# I got ripped off by an ONLINE REPTILE SHOP - beware!



## Desert Rachel (Jun 16, 2016)

I have used this company and they completely messed up. They lied to me multiple times saying they had sent my product and i took days off work waiting for a delivery which never came and they eventually admitted they did not have the item and refunded me. BUT is there any way I can get compensation for the 2 days I spent waiting and the event I planned at the primary school which fell through??! (if they had told me they did not have it I would have got it somewhere else but they continually lied and said it was on its way until it was too late). Please don't use this company they are complete crooks. If anyone knows how I can get some justice e.g. trading standards or some other body please let me know. Please buy from ebay or amazon because then if the company is dodgy you have some comeback as you can give bad feedback!!! thanks 
Rachel


----------



## casuk (Oct 12, 2015)

If you got a refund that will be the end of it, it can be frustrating I know 

Sent from my HTC One using Tapatalk


----------



## supatips (May 29, 2012)

Desert Rachel said:


> Please buy from ebay or amazon because then if the company is dodgy you have some comeback as you can give bad feedback!!! thanks
> Rachel


Amazon has very little in the way of reptile eqiupment other than some of the bare essentials and to be honest I've always found them a bit pricey compared to other shops. 
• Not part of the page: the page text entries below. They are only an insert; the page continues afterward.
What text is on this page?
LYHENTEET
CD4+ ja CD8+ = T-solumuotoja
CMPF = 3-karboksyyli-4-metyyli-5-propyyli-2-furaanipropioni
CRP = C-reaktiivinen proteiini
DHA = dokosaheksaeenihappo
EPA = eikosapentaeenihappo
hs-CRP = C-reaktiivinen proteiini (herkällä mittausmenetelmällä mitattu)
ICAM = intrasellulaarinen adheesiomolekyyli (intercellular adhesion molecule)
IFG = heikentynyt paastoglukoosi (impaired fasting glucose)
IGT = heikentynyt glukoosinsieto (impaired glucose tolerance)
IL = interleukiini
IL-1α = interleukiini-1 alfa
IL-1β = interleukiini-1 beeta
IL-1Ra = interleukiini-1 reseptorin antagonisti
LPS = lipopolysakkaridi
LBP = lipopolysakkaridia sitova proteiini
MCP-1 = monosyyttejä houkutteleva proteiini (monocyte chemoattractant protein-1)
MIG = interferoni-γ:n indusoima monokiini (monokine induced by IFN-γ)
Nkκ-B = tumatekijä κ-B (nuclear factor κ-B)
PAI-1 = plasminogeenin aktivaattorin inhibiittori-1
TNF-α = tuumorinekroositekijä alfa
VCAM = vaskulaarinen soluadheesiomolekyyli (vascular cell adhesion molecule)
Ebay. Yes and no. Certain things I wouldn't buy UV tubes come to mind because there are so many dodgy tubes around I've always been a little conscientious of where I source them from, depending on what you're looking at getting it would be wise to do your research before you buy. There are a number of businesses on there for instance so they might be a good source to buy from.

Theres a few really good reptile shops online, it's worth looking them up.


----------



## wagg (Feb 6, 2014)

Swell reptiles are good. Good prices and good service. Ive had a couple of problems with the orders but they have allways sorted it out. I had a bulb blow within a week or so. Rang them and told them. I had a replacement within 2 days.


----------



## Nathanb (Nov 12, 2015)

I'm assuming you mean Online Reptile Shop - Selling Livefoods Reptile Accessories and Equipment. ? I have to say my experiences with them is the complete opposite - every time I've dealt with them they've been efficient and really helpful whenever I've asked for advice. There's only been 1 package out of 40-50 in the last year that didn't turn up when it was meant to and that was the couriers fault, not theirs.


I use Swell a lot as well and they've also been very good


All shops are often at the mercy of their suppliers as well - it may well be that they weren't intentionally messing you around - I have a reptile book on order at the minute (and it has been for about 8 weeks), I know full well that its not the online shops fault - its their supplier......


----------



## Cicindela (Nov 28, 2014)

I've used and do use online reptile shop at least 2- 3 times a month and never had any problems , if I did they are always sorted without hesitation and I'm delighted with their range of products, prices, efficiency and customer service. If I want stuff,they are my first choice. Cheers.


----------